Examining the pairwise distances among our isolates, we see that our genomes have thousands of variants between them. Based on the estimated evolutionary rate of Acinetobacter, we would expect this amount of variation to take hundreds of years to accumulate via mutation and vertical inherentence. Thus, based on this observation it seems unlikely that these are related by recent transmission. However, before we reach our final conclusion we need to assess whether all of this variation was due to mutation and vertical inheretance, or if some of the variation is due to horizontal transfer via recombination.

vi. View phylogenetic tree

First, let’s read in the tree produced by parsnp and plot it using ape.

parsnp_tree = read.tree('parsnp.tree')
plot(parsnp_tree)

Next, let’s root our tree by the outgroup so that the structure is correct.

parsnp_tree_rooted = root(parsnp_tree, 'Abau_AB0057_genome.fa')
plot(parsnp_tree_rooted)

Now that the tree is rooted, let’s drop the outgroup so we can more clearly see the tree structure for our isolates of interest.

parsnp_tree_rooted_drop = drop.tip(parsnp_tree_rooted, c('Abau_AB0057_genome.fa', 'ACICU_genome.fasta.ref'))
plot(parsnp_tree_rooted_drop)

Notice that with this tree, genomes A and B are more closely related, suggesting that they share a more recent common ancestor than C. In the realm of genomic epidemiology we would infer that A and B are more closely related in a putative transmission chain. Let’s see if the tree structure, and therefore our understanding of the outbreak is influenced by filtering out recombinant regions.

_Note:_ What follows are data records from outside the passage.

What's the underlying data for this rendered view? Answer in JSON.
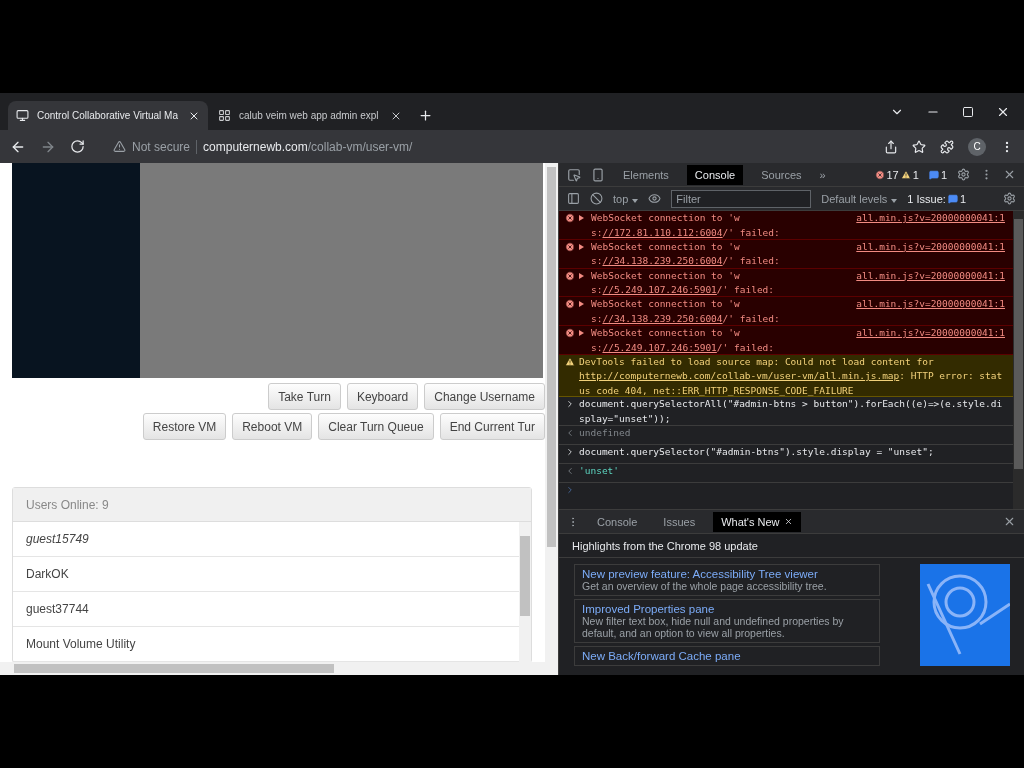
{
  "browser": {
    "tabs": [
      {
        "title": "Control Collaborative Virtual Ma",
        "selected": true
      },
      {
        "title": "calub veim web app admin expl",
        "selected": false
      }
    ],
    "address": {
      "security": "Not secure",
      "host": "computernewb.com",
      "path": "/collab-vm/user-vm/"
    },
    "avatar": "C"
  },
  "page": {
    "button_rows": [
      [
        "Take Turn",
        "Keyboard",
        "Change Username"
      ],
      [
        "Restore VM",
        "Reboot VM",
        "Clear Turn Queue",
        "End Current Tur"
      ]
    ],
    "users": {
      "header": "Users Online: 9",
      "items": [
        {
          "name": "guest15749",
          "current": true
        },
        {
          "name": "DarkOK",
          "current": false
        },
        {
          "name": "guest37744",
          "current": false
        },
        {
          "name": "Mount Volume Utility",
          "current": false
        }
      ]
    }
  },
  "devtools": {
    "tabs": [
      {
        "label": "Elements",
        "selected": false
      },
      {
        "label": "Console",
        "selected": true
      },
      {
        "label": "Sources",
        "selected": false
      }
    ],
    "more": "»",
    "error_count": "17",
    "warning_count": "1",
    "message_count": "1",
    "context": "top",
    "filter_placeholder": "Filter",
    "levels": "Default levels",
    "issues_label": "1 Issue:",
    "issues_count": "1",
    "console": [
      {
        "kind": "error",
        "text": "WebSocket connection to 'ws:",
        "url": "//172.81.110.112:6004",
        "tail": "/' failed:",
        "source": "all.min.js?v=20000000041:1"
      },
      {
        "kind": "error",
        "text": "WebSocket connection to 'ws:",
        "url": "//34.138.239.250:6004",
        "tail": "/' failed:",
        "source": "all.min.js?v=20000000041:1"
      },
      {
        "kind": "error",
        "text": "WebSocket connection to 'ws:",
        "url": "//5.249.107.246:5901",
        "tail": "/' failed:",
        "source": "all.min.js?v=20000000041:1"
      },
      {
        "kind": "error",
        "text": "WebSocket connection to 'ws:",
        "url": "//34.138.239.250:6004",
        "tail": "/' failed:",
        "source": "all.min.js?v=20000000041:1"
      },
      {
        "kind": "error",
        "text": "WebSocket connection to 'ws:",
        "url": "//5.249.107.246:5901",
        "tail": "/' failed:",
        "source": "all.min.js?v=20000000041:1"
      },
      {
        "kind": "warning",
        "text": "DevTools failed to load source map: Could not load content for ",
        "url": "http://computernewb.com/collab-vm/user-vm/all.min.js.map",
        "tail": ": HTTP error: status code 404, net::ERR_HTTP_RESPONSE_CODE_FAILURE"
      },
      {
        "kind": "input",
        "text": "document.querySelectorAll(\"#admin-btns > button\").forEach((e)=>(e.style.display=\"unset\"));"
      },
      {
        "kind": "void",
        "text": "undefined"
      },
      {
        "kind": "input",
        "text": "document.querySelector(\"#admin-btns\").style.display = \"unset\";"
      },
      {
        "kind": "result",
        "text": "'unset'"
      },
      {
        "kind": "prompt"
      }
    ],
    "drawer": {
      "tabs": [
        {
          "label": "Console",
          "selected": false,
          "closable": false
        },
        {
          "label": "Issues",
          "selected": false,
          "closable": false
        },
        {
          "label": "What's New",
          "selected": true,
          "closable": true
        }
      ],
      "heading": "Highlights from the Chrome 98 update",
      "cards": [
        {
          "title": "New preview feature: Accessibility Tree viewer",
          "text": "Get an overview of the whole page accessibility tree."
        },
        {
          "title": "Improved Properties pane",
          "text": "New filter text box, hide null and undefined properties by default, and an option to view all properties."
        },
        {
          "title": "New Back/forward Cache pane"
        }
      ]
    }
  }
}
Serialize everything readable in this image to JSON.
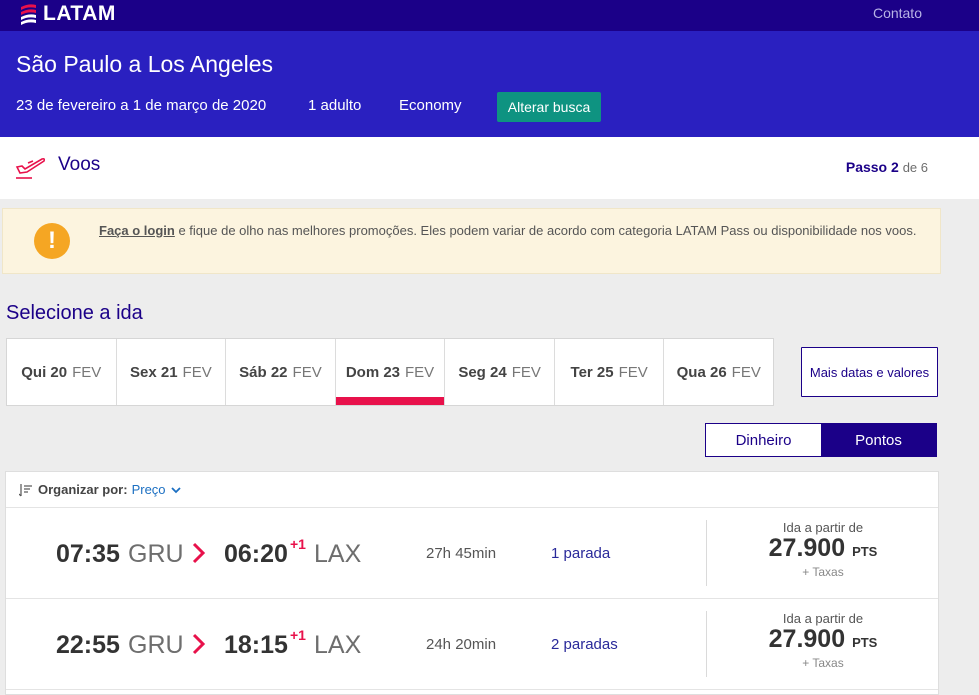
{
  "header": {
    "brand": "LATAM",
    "contact": "Contato"
  },
  "search": {
    "title": "São Paulo a Los Angeles",
    "dates": "23 de fevereiro a 1 de março de 2020",
    "passengers": "1 adulto",
    "cabin": "Economy",
    "change_button": "Alterar busca"
  },
  "steps": {
    "section": "Voos",
    "step_label": "Passo",
    "step_current": "2",
    "step_of": "de 6"
  },
  "alert": {
    "link": "Faça o login",
    "text": " e fique de olho nas melhores promoções. Eles podem variar de acordo com categoria LATAM Pass ou disponibilidade nos voos."
  },
  "select_title": "Selecione a ida",
  "dates": [
    {
      "day": "Qui 20",
      "month": "FEV"
    },
    {
      "day": "Sex 21",
      "month": "FEV"
    },
    {
      "day": "Sáb 22",
      "month": "FEV"
    },
    {
      "day": "Dom 23",
      "month": "FEV"
    },
    {
      "day": "Seg 24",
      "month": "FEV"
    },
    {
      "day": "Ter 25",
      "month": "FEV"
    },
    {
      "day": "Qua 26",
      "month": "FEV"
    }
  ],
  "more_dates": "Mais datas e valores",
  "currency_toggle": {
    "cash": "Dinheiro",
    "points": "Pontos"
  },
  "sort": {
    "label": "Organizar por:",
    "value": "Preço"
  },
  "flights": [
    {
      "dep_time": "07:35",
      "dep_code": "GRU",
      "arr_time": "06:20",
      "arr_plus": "+1",
      "arr_code": "LAX",
      "duration": "27h 45min",
      "stops": "1 parada",
      "price_caption": "Ida a partir de",
      "price": "27.900",
      "unit": "PTS",
      "taxes": "+ Taxas"
    },
    {
      "dep_time": "22:55",
      "dep_code": "GRU",
      "arr_time": "18:15",
      "arr_plus": "+1",
      "arr_code": "LAX",
      "duration": "24h 20min",
      "stops": "2 paradas",
      "price_caption": "Ida a partir de",
      "price": "27.900",
      "unit": "PTS",
      "taxes": "+ Taxas"
    }
  ]
}
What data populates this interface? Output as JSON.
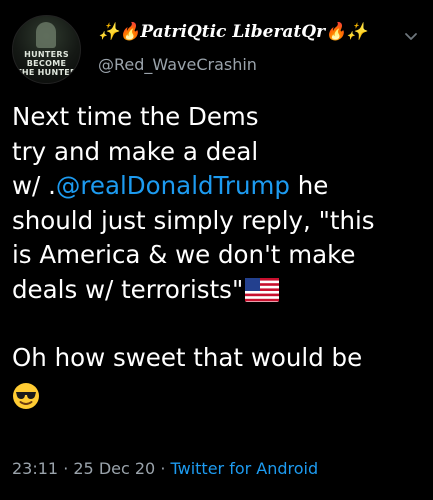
{
  "author": {
    "display_name": "✨🔥PatriQtic LiberatQr🔥✨",
    "handle": "@Red_WaveCrashin",
    "avatar_text": [
      "HUNTERS",
      "BECOME",
      "THE HUNTED"
    ]
  },
  "tweet": {
    "line1": "Next time the Dems",
    "line2": "try and make a deal",
    "line3_prefix": "w/ .",
    "mention": "@realDonaldTrump",
    "line3_suffix": " he",
    "line4": "should just simply reply, \"this",
    "line5": "is America & we don't make",
    "line6": "deals w/ terrorists\"",
    "line7": "Oh how sweet that would be"
  },
  "meta": {
    "time": "23:11",
    "sep1": " · ",
    "date": "25 Dec 20",
    "sep2": " · ",
    "source": "Twitter for Android"
  },
  "icons": {
    "flag": "us-flag-icon",
    "emoji": "sunglasses-emoji-icon",
    "menu": "chevron-down-icon"
  },
  "colors": {
    "background": "#000000",
    "text": "#ffffff",
    "secondary": "#9aa3ab",
    "link": "#1d9bf0"
  }
}
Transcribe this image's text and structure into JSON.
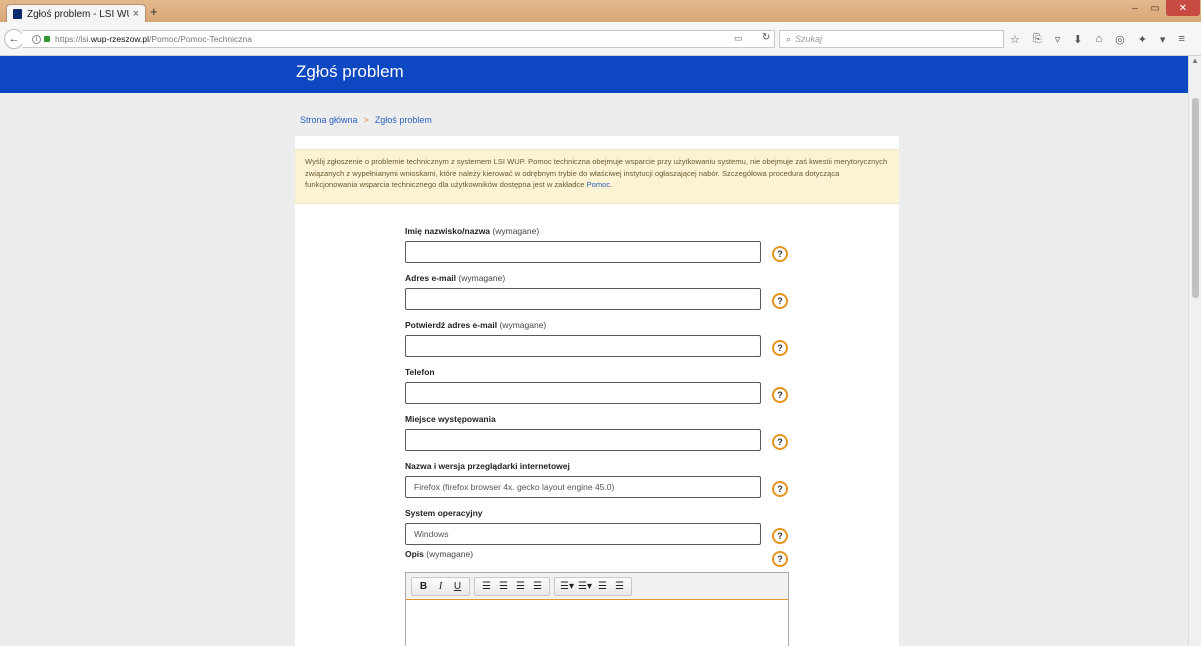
{
  "browser": {
    "tab_title": "Zgłoś problem - LSI WUP ...",
    "tab_close": "×",
    "new_tab": "+",
    "url_prefix": "https://lsi.",
    "url_host": "wup-rzeszow.pl",
    "url_path": "/Pomoc/Pomoc-Techniczna",
    "search_placeholder": "Szukaj",
    "window_min": "–",
    "window_max": "▭",
    "window_close": "✕"
  },
  "page": {
    "header_title": "Zgłoś problem",
    "breadcrumb": {
      "home": "Strona główna",
      "separator": ">",
      "current": "Zgłoś problem"
    },
    "notice": {
      "text": "Wyślij zgłoszenie o problemie technicznym z systemem LSI WUP. Pomoc techniczna obejmuje wsparcie przy użytkowaniu systemu, nie obejmuje zaś kwestii merytorycznych związanych z wypełnianymi wnioskami, które należy kierować w odrębnym trybie do właściwej instytucji ogłaszającej nabór. Szczegółowa procedura dotycząca funkcjonowania wsparcia technicznego dla użytkowników dostępna jest w zakładce ",
      "link": "Pomoc",
      "end": "."
    },
    "required_suffix": " (wymagane)",
    "fields": [
      {
        "label": "Imię nazwisko/nazwa",
        "required": true,
        "value": ""
      },
      {
        "label": "Adres e-mail",
        "required": true,
        "value": ""
      },
      {
        "label": "Potwierdź adres e-mail",
        "required": true,
        "value": ""
      },
      {
        "label": "Telefon",
        "required": false,
        "value": ""
      },
      {
        "label": "Miejsce występowania",
        "required": false,
        "value": ""
      },
      {
        "label": "Nazwa i wersja przeglądarki internetowej",
        "required": false,
        "value": "Firefox (firefox browser 4x. gecko layout engine 45.0)"
      },
      {
        "label": "System operacyjny",
        "required": false,
        "value": "Windows"
      }
    ],
    "description": {
      "label": "Opis",
      "required_text": " (wymagane)"
    },
    "help_icon_text": "?"
  },
  "colors": {
    "header": "#0d47c2",
    "notice_bg": "#fbf3d3",
    "help_ring": "#e5951e",
    "link": "#2a5fbd"
  },
  "icons": [
    "back-arrow-icon",
    "info-icon",
    "lock-icon",
    "reader-view-icon",
    "reload-icon",
    "search-icon",
    "bookmark-star-icon",
    "clipboard-icon",
    "pocket-icon",
    "download-icon",
    "home-icon",
    "chat-icon",
    "extension-icon",
    "menu-icon",
    "help-icon"
  ]
}
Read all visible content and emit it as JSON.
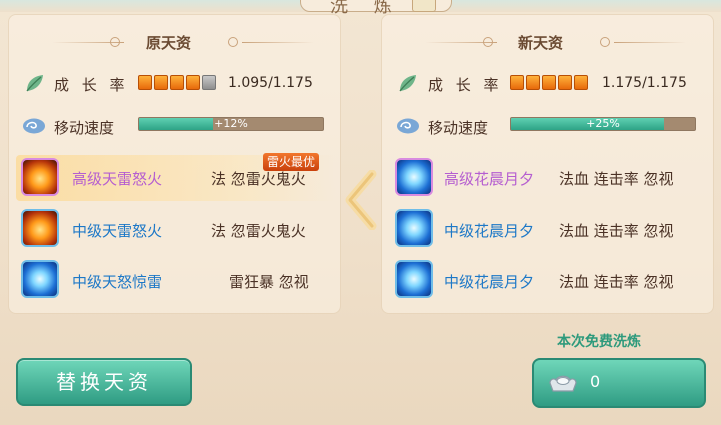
{
  "header": {
    "title": "洗 炼"
  },
  "left": {
    "title": "原天资",
    "growth": {
      "label": "成 长 率",
      "value": "1.095/1.175",
      "stars_filled": 4,
      "stars_total": 5
    },
    "speed": {
      "label": "移动速度",
      "value": "+12%",
      "fill": 0.12
    },
    "skills": [
      {
        "name": "高级天雷怒火",
        "tags": "法 忽雷火鬼火",
        "icon": "fire-lightning-icon",
        "rank": "high"
      },
      {
        "name": "中级天雷怒火",
        "tags": "法 忽雷火鬼火",
        "icon": "fire-lightning-icon",
        "rank": "mid"
      },
      {
        "name": "中级天怒惊雷",
        "tags": "雷狂暴 忽视",
        "icon": "thunder-orb-icon",
        "rank": "mid"
      }
    ],
    "best_badge": "雷火最优"
  },
  "right": {
    "title": "新天资",
    "growth": {
      "label": "成 长 率",
      "value": "1.175/1.175",
      "stars_filled": 5,
      "stars_total": 5
    },
    "speed": {
      "label": "移动速度",
      "value": "+25%",
      "fill": 0.25
    },
    "skills": [
      {
        "name": "高级花晨月夕",
        "tags": "法血 连击率 忽视",
        "icon": "blue-swirl-icon",
        "rank": "high"
      },
      {
        "name": "中级花晨月夕",
        "tags": "法血 连击率 忽视",
        "icon": "blue-swirl-icon",
        "rank": "mid"
      },
      {
        "name": "中级花晨月夕",
        "tags": "法血 连击率 忽视",
        "icon": "blue-swirl-icon",
        "rank": "mid"
      }
    ]
  },
  "actions": {
    "replace_label": "替换天资",
    "free_label": "本次免费洗炼",
    "wash_cost": "0"
  },
  "colors": {
    "accent": "#2f9c83",
    "star": "#f08a1c",
    "high_skill": "#b55ed0",
    "mid_skill": "#1d78c7"
  }
}
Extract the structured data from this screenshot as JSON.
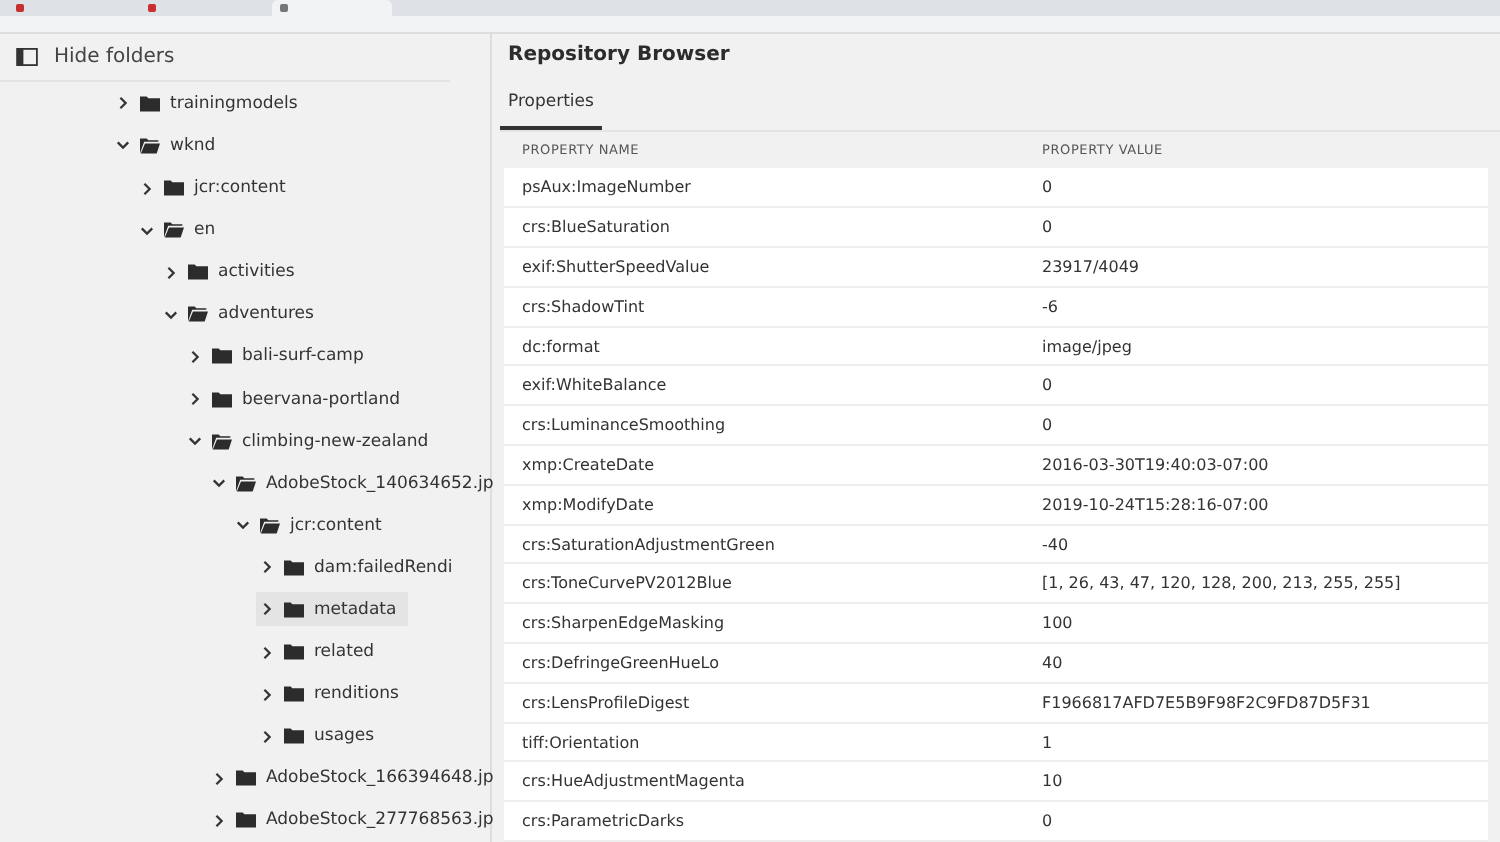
{
  "browser": {
    "tabs": [
      {
        "selected": false
      },
      {
        "selected": false
      },
      {
        "selected": true
      }
    ]
  },
  "sidebar": {
    "toggle_label": "Hide folders",
    "tree": [
      {
        "label": "trainingmodels",
        "expanded": false,
        "selected": false
      },
      {
        "label": "wknd",
        "expanded": true,
        "selected": false,
        "children": [
          {
            "label": "jcr:content",
            "expanded": false,
            "selected": false
          },
          {
            "label": "en",
            "expanded": true,
            "selected": false,
            "children": [
              {
                "label": "activities",
                "expanded": false,
                "selected": false
              },
              {
                "label": "adventures",
                "expanded": true,
                "selected": false,
                "children": [
                  {
                    "label": "bali-surf-camp",
                    "expanded": false,
                    "selected": false
                  },
                  {
                    "label": "beervana-portland",
                    "expanded": false,
                    "selected": false
                  },
                  {
                    "label": "climbing-new-zealand",
                    "expanded": true,
                    "selected": false,
                    "children": [
                      {
                        "label": "AdobeStock_140634652.jp",
                        "expanded": true,
                        "selected": false,
                        "children": [
                          {
                            "label": "jcr:content",
                            "expanded": true,
                            "selected": false,
                            "children": [
                              {
                                "label": "dam:failedRendi",
                                "expanded": false,
                                "selected": false
                              },
                              {
                                "label": "metadata",
                                "expanded": false,
                                "selected": true
                              },
                              {
                                "label": "related",
                                "expanded": false,
                                "selected": false
                              },
                              {
                                "label": "renditions",
                                "expanded": false,
                                "selected": false
                              },
                              {
                                "label": "usages",
                                "expanded": false,
                                "selected": false
                              }
                            ]
                          }
                        ]
                      },
                      {
                        "label": "AdobeStock_166394648.jp",
                        "expanded": false,
                        "selected": false
                      },
                      {
                        "label": "AdobeStock_277768563.jp",
                        "expanded": false,
                        "selected": false
                      }
                    ]
                  }
                ]
              }
            ]
          }
        ]
      }
    ]
  },
  "main": {
    "title": "Repository Browser",
    "tabs": [
      {
        "label": "Properties",
        "selected": true
      }
    ],
    "table": {
      "columns": [
        "PROPERTY NAME",
        "PROPERTY VALUE"
      ],
      "rows": [
        [
          "psAux:ImageNumber",
          "0"
        ],
        [
          "crs:BlueSaturation",
          "0"
        ],
        [
          "exif:ShutterSpeedValue",
          "23917/4049"
        ],
        [
          "crs:ShadowTint",
          "-6"
        ],
        [
          "dc:format",
          "image/jpeg"
        ],
        [
          "exif:WhiteBalance",
          "0"
        ],
        [
          "crs:LuminanceSmoothing",
          "0"
        ],
        [
          "xmp:CreateDate",
          "2016-03-30T19:40:03-07:00"
        ],
        [
          "xmp:ModifyDate",
          "2019-10-24T15:28:16-07:00"
        ],
        [
          "crs:SaturationAdjustmentGreen",
          "-40"
        ],
        [
          "crs:ToneCurvePV2012Blue",
          "[1, 26, 43, 47, 120, 128, 200, 213, 255, 255]"
        ],
        [
          "crs:SharpenEdgeMasking",
          "100"
        ],
        [
          "crs:DefringeGreenHueLo",
          "40"
        ],
        [
          "crs:LensProfileDigest",
          "F1966817AFD7E5B9F98F2C9FD87D5F31"
        ],
        [
          "tiff:Orientation",
          "1"
        ],
        [
          "crs:HueAdjustmentMagenta",
          "10"
        ],
        [
          "crs:ParametricDarks",
          "0"
        ]
      ]
    }
  }
}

Perform SNP density analysis to discern evidence of recombination

An often-overlooked aspect of a proper phylogenetic analysis is to exclude recombinant sequences. Homologous recombination in bacterial genomes is a mode of horizontal transfer, wherein genomic DNA is taken up and swapped in for a homologous sequence. The reason it is critical to account for these recombinant regions is that these horizontally acquired sequences do not represent the phylogenetic history of the strain of interest, but rather in contains information regarding the strain in which the sequence was acquired from. One simple approach for detecting the presence of recombination is to look at the density of variants across a genome. The existence of unusually high or low densities of variants is suggestive that these regions of aberrant density were horizontally acquired. Here we will look at our closely related A. baumannii genomes to see if there is evidence of aberrant variant densities.

i. Subset sequences to exclude the out-group

For this analysis we want to exclude the out-group, because we are interested in determining whether recombination would hamper our ability to reconstruct the phylogenetic relationship among our closely related set of genomes.

  • Note that the names of the sequences might be different for you, so check that if the command doesn’t work. Try printing out abau_msa_no_outgroup to check that it worked.
abau_msa_no_outgroup = abau_msa[c('ACICU_genome.ref','AbauA_genome','AbauB_genome','AbauC_genome'),]
ii. Get variable positions

Next, we will get the variable positions, as before


abau_msa_no_outgroup_bin = apply(abau_msa_no_outgroup, 2, FUN = function(x){x == x[1]}) 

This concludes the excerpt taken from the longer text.